Tabletop Lab Creation is a toolset for building a network of Active Directory hosts using Vagrant. These hosts can then be integrated into your SIEM and EDR solution and used to simulate attacks for tabletop exercises. The hosts themselves can also be used for PoC testing of tools.
Table of contents
- Installation
- Usage: How to provision the network
- Usage: AWS Provisioning
- Troubleshooting
- Contributing
- License
Installation
Download the latest release of the scripts for use. Vagrant is used as provisioner and should be installed from here
Prerequisites
The scripts allow for provisioning through either VirtualBox locally or AWS for cloud-based deployment. If you want to perform a local deployment, make sure to install VirtualBox. You will also require the following Vagrant plugins:
Usage: How to provision the network
You can provision the entire network using vagrant up. This will create the following four machines:
- ROOTDC - Root domain controller with the domain of example.loc
- CHILDDC - Child domain controller with the domain of za.example.loc
- SRV1 - A domain-joined Windows 2019 server machine
- WRK1 - A domain-joined Windows workstation
Make sure to disable the NAT adapater on the ROOTDC once it is provisioned to allow for the provisioning of the other hosts.

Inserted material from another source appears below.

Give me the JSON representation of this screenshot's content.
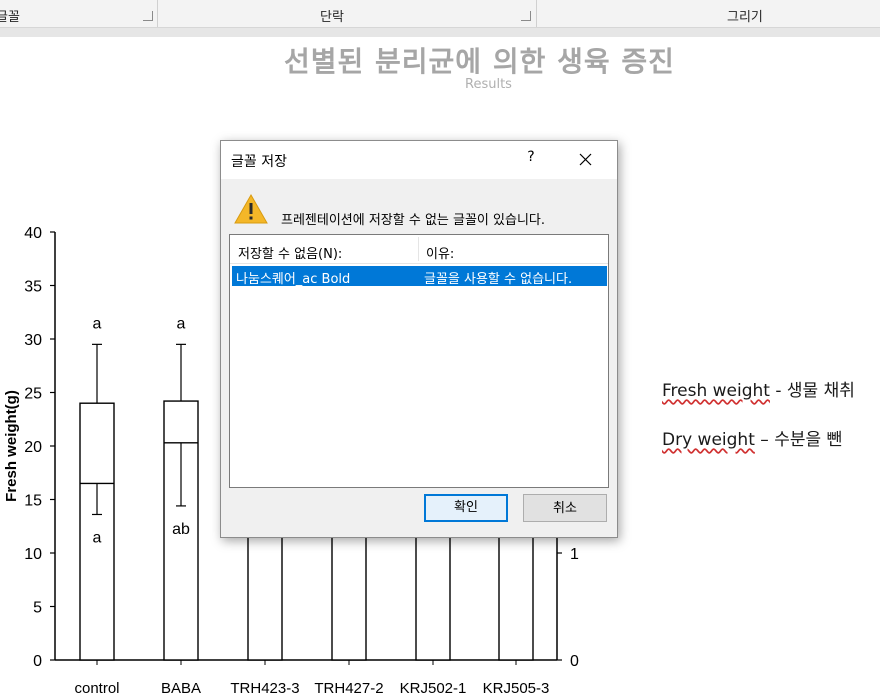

The provisioning scripts can be found in the sharedscripts directory. All variables can be found in the provision directory.
Base Configuration
The provision-base.ps1 provisioning script is used for performing the basic provisioning steps such as:
- Setting the language, timezone, and keyboard layout
- Loading a Microsoft evaluation license
- Disabling the rotation of the machine account's password for the AD configuration
Network Configuration
The network-setup.ps1 provisioning script is responsible for performing the network setup. On domain controllers, it will create a scheduled task that will recreate the DNS entries specified in the variable CSV files. On normal machines, it will point the DNS of the ethernet adapter to the DC for DNS resolution.
AD Forest Configuration
The install-forest.ps1 and install-domain.ps1 provisioning scripts will create the AD forest. The variables for the forest can be found in the forest-variables.json and domain-variables.json files respectively.

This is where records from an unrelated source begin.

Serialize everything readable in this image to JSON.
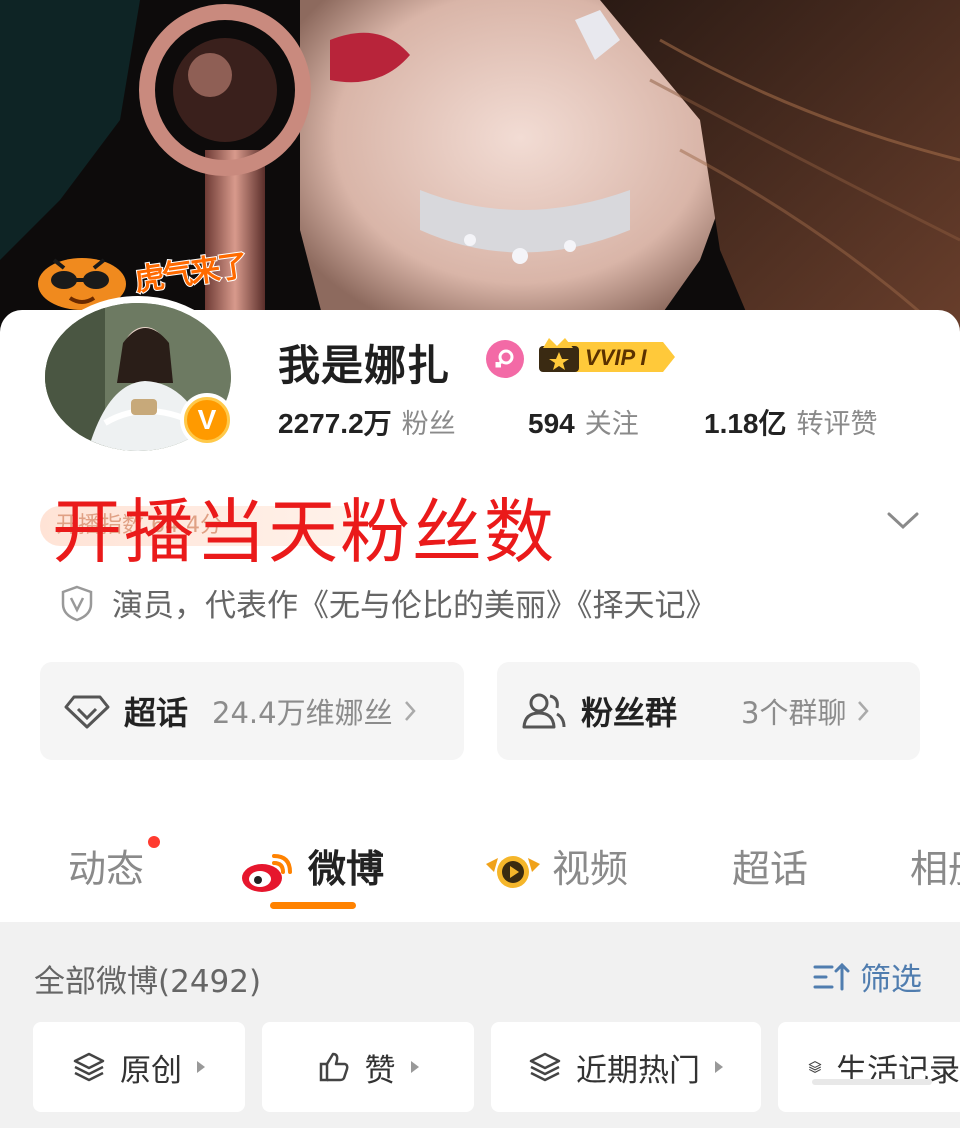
{
  "profile": {
    "username": "我是娜扎",
    "vip_label": "VVIP I",
    "banner_sticker": "虎气来了",
    "verified_mark": "V",
    "stats": [
      {
        "value": "2277.2万",
        "label": "粉丝"
      },
      {
        "value": "594",
        "label": "关注"
      },
      {
        "value": "1.18亿",
        "label": "转评赞"
      }
    ],
    "faded_row_text": "开播指数 64.4分",
    "bio": "演员，代表作《无与伦比的美丽》《择天记》"
  },
  "annotation": {
    "text": "开播当天粉丝数",
    "color": "#ea1a1a"
  },
  "boxes": {
    "chaohua": {
      "title": "超话",
      "subtitle": "24.4万维娜丝"
    },
    "fans_group": {
      "title": "粉丝群",
      "subtitle": "3个群聊"
    }
  },
  "tabs": [
    {
      "label": "动态",
      "has_dot": true,
      "active": false
    },
    {
      "label": "微博",
      "has_dot": false,
      "active": true,
      "icon": "weibo-logo-icon"
    },
    {
      "label": "视频",
      "has_dot": false,
      "active": false,
      "icon": "video-badge-icon"
    },
    {
      "label": "超话",
      "has_dot": false,
      "active": false
    },
    {
      "label": "相册",
      "has_dot": false,
      "active": false
    }
  ],
  "feed": {
    "title": "全部微博(2492)",
    "filter_label": "筛选",
    "chips": [
      {
        "label": "原创",
        "icon": "layers-icon"
      },
      {
        "label": "赞",
        "icon": "thumbs-up-icon"
      },
      {
        "label": "近期热门",
        "icon": "layers-icon"
      },
      {
        "label": "生活记录",
        "icon": "layers-icon"
      }
    ]
  },
  "colors": {
    "accent_orange": "#ff8200",
    "link_blue": "#507daf",
    "annotation_red": "#ea1a1a",
    "gender_pink": "#f36aa6"
  }
}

The create-ad-objects.ps1 provisioning script will create AD objects such as OUs, groups, and users in the domain. Since the domain structure is tiered, it will create Tier 0, Tier 1, and Tier 2 groups. Additional AD objects can be specified in the planned-users.json file for creation.

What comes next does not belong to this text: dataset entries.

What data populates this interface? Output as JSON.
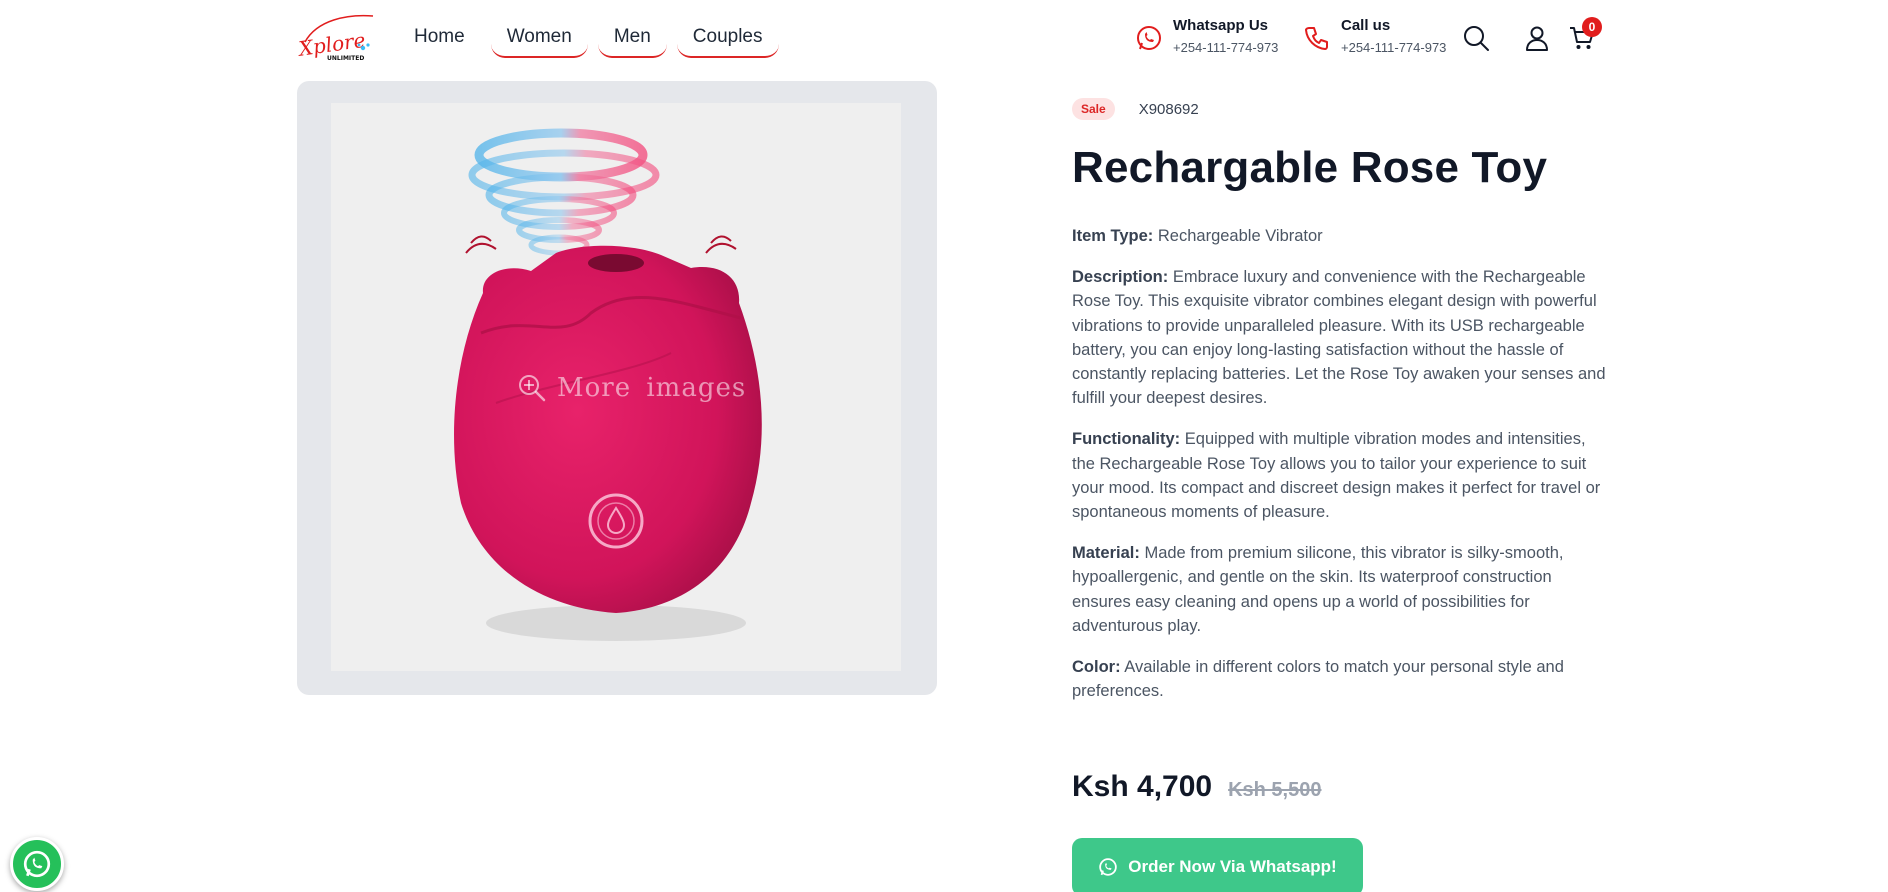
{
  "brand": {
    "logo_text": "Xplore",
    "logo_subtext": "UNLIMITED"
  },
  "nav": {
    "items": [
      {
        "label": "Home"
      },
      {
        "label": "Women"
      },
      {
        "label": "Men"
      },
      {
        "label": "Couples"
      }
    ]
  },
  "contacts": {
    "whatsapp": {
      "title": "Whatsapp Us",
      "number": "+254-111-774-973",
      "icon": "whatsapp-icon"
    },
    "call": {
      "title": "Call us",
      "number": "+254-111-774-973",
      "icon": "phone-icon"
    }
  },
  "header_icons": [
    "search-icon",
    "user-icon",
    "cart-icon"
  ],
  "cart": {
    "count": "0"
  },
  "gallery": {
    "overlay_label": "More images"
  },
  "product": {
    "badge": "Sale",
    "sku": "X908692",
    "title": "Rechargable Rose Toy",
    "details": [
      {
        "label": "Item Type:",
        "text": " Rechargeable Vibrator"
      },
      {
        "label": "Description:",
        "text": " Embrace luxury and convenience with the Rechargeable Rose Toy. This exquisite vibrator combines elegant design with powerful vibrations to provide unparalleled pleasure. With its USB rechargeable battery, you can enjoy long-lasting satisfaction without the hassle of constantly replacing batteries. Let the Rose Toy awaken your senses and fulfill your deepest desires."
      },
      {
        "label": "Functionality:",
        "text": " Equipped with multiple vibration modes and intensities, the Rechargeable Rose Toy allows you to tailor your experience to suit your mood. Its compact and discreet design makes it perfect for travel or spontaneous moments of pleasure."
      },
      {
        "label": "Material:",
        "text": " Made from premium silicone, this vibrator is silky-smooth, hypoallergenic, and gentle on the skin. Its waterproof construction ensures easy cleaning and opens up a world of possibilities for adventurous play."
      },
      {
        "label": "Color:",
        "text": " Available in different colors to match your personal style and preferences."
      }
    ],
    "price": "Ksh 4,700",
    "old_price": "Ksh 5,500",
    "order_button": "Order Now Via Whatsapp!"
  },
  "colors": {
    "accent_red": "#dc2626",
    "whatsapp_green": "#3ec88a",
    "product_pink": "#d8145a"
  }
}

The join-domain.ps1 provisioning script is used to join new hosts to the domain. These hosts will be joined and added to the OU specified in the VagrantFile.
Windows Configuration
Chocolatey is used as provisioner on the Windows hosts. It is automatically installed on workstations and servers through the install-choco.ps1 provisioning script. Afterwards, it is used to install Chrome on the workstation. It can be used to install other tools as well.
Usage: AWS Provisioning
The VagrantFile_aws_example provides an example of using AWS for the provisioning of the hosts. You will have to add the following details for provisioning:
- AWS Access Key ID
- AWS Secret Access Key
- AWS Session Token
- AWS Keypair Name
- AWS Security Group
Once the details are provided, vagrant up can be used to provision the ROOTDC on AWS. Using this as an example, the other three hosts can also be provisioned in AWS.
Troubleshooting
For assistance on any issues in scripts, please log an issue.
Contributing
See CONTRIBUTING.MD for more information.
License
MIT License
Copyright (c) 2022 MWR CyberSec
Permission is hereby granted, free of charge, to any person obtaining a copy of this software and associated documentation files (the "Software"), to deal in the Software without restriction, including without limitation the rights to use, copy, modify, merge, publish, distribute, sublicense, and/or sell copies of the Software, and to permit persons to whom the Software is furnished to do so, subject to the following conditions:
The above copyright notice and this permission notice shall be included in all copies or substantial portions of the Software.
THE SOFTWARE IS PROVIDED "AS IS", WITHOUT WARRANTY OF ANY KIND, EXPRESS OR IMPLIED, INCLUDING BUT NOT LIMITED TO THE WARRANTIES OF MERCHANTABILITY, FITNESS FOR A PARTICULAR PURPOSE AND NONINFRINGEMENT. IN NO EVENT SHALL THE AUTHORS OR COPYRIGHT HOLDERS BE LIABLE FOR ANY CLAIM, DAMAGES OR OTHER LIABILITY, WHETHER IN AN ACTION OF CONTRACT, TORT OR OTHERWISE, ARISING FROM, OUT OF OR IN CONNECTION WITH THE SOFTWARE OR THE USE OR OTHER DEALINGS IN THE SOFTWARE.